Four key findings from the study
1. No food satisfaction
Taste is picked up by food receptors on the tongue, but flavour is the total sensory experience of food when combined with smell. Loss of smell therefore seriously affects flavour. Changes to smell mean that people have lost the ability to find joy and satisfaction in food. Some people lose appetite, are unable to eat and lose weight. Unexpectedly others gain weight as they eat more to try to recapture lost food satisfaction.

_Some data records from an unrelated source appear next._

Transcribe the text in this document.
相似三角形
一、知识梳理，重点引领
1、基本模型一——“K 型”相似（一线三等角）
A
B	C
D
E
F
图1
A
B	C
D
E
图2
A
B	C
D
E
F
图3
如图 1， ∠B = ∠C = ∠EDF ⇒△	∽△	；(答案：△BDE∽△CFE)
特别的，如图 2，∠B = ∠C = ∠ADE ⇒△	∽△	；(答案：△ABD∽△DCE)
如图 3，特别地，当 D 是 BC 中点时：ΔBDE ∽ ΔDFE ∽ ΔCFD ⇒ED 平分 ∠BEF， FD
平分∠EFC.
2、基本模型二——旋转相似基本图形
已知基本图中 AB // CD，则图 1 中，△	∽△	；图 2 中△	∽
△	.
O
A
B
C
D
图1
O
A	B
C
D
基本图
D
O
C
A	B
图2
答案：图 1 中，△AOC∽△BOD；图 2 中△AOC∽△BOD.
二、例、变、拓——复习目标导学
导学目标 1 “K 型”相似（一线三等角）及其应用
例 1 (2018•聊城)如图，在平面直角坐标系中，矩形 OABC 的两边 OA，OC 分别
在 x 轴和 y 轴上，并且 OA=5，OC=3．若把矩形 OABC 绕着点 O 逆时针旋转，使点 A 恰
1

2. Intimacy becomes revulsion
Until it is gone, people do not realise that smell is an important factor in intimacy. One woman said, “His natural odour used to make me want him; now it makes me vomit.” Others report that kissing tastes bad. For some not being able monitor their own body odour led to loss of confidence and increased social anxiety.
3. Disgusting smells
With parosmia – distortion of smell – disgusting smells are triggered by everyday scents and food items. Items like onion and garlic are common triggers and can smell like vomit or sewage. What was ‘fair’ can become ‘foul’; one person noted: “Poo now smelled better than coffee.”
4. Isolation
Covid-19 related anosmia and parosmia have no set pattern of emergence and recovery and people found it lonely navigating this without professional support. People also found it difficult to explain their symptoms to loved ones and friends, and this created further barriers between them and others. Some with anosmia reported feeling detached from themselves, others and the world in general. Where much of life’s joy takes place around shared meals, cooking and socialising over drinks people felt isolated from participating in
these social activities.
Perhaps the key finding of this research was how much the support and understanding of others with smell problems, and the researchers, was therapeutic.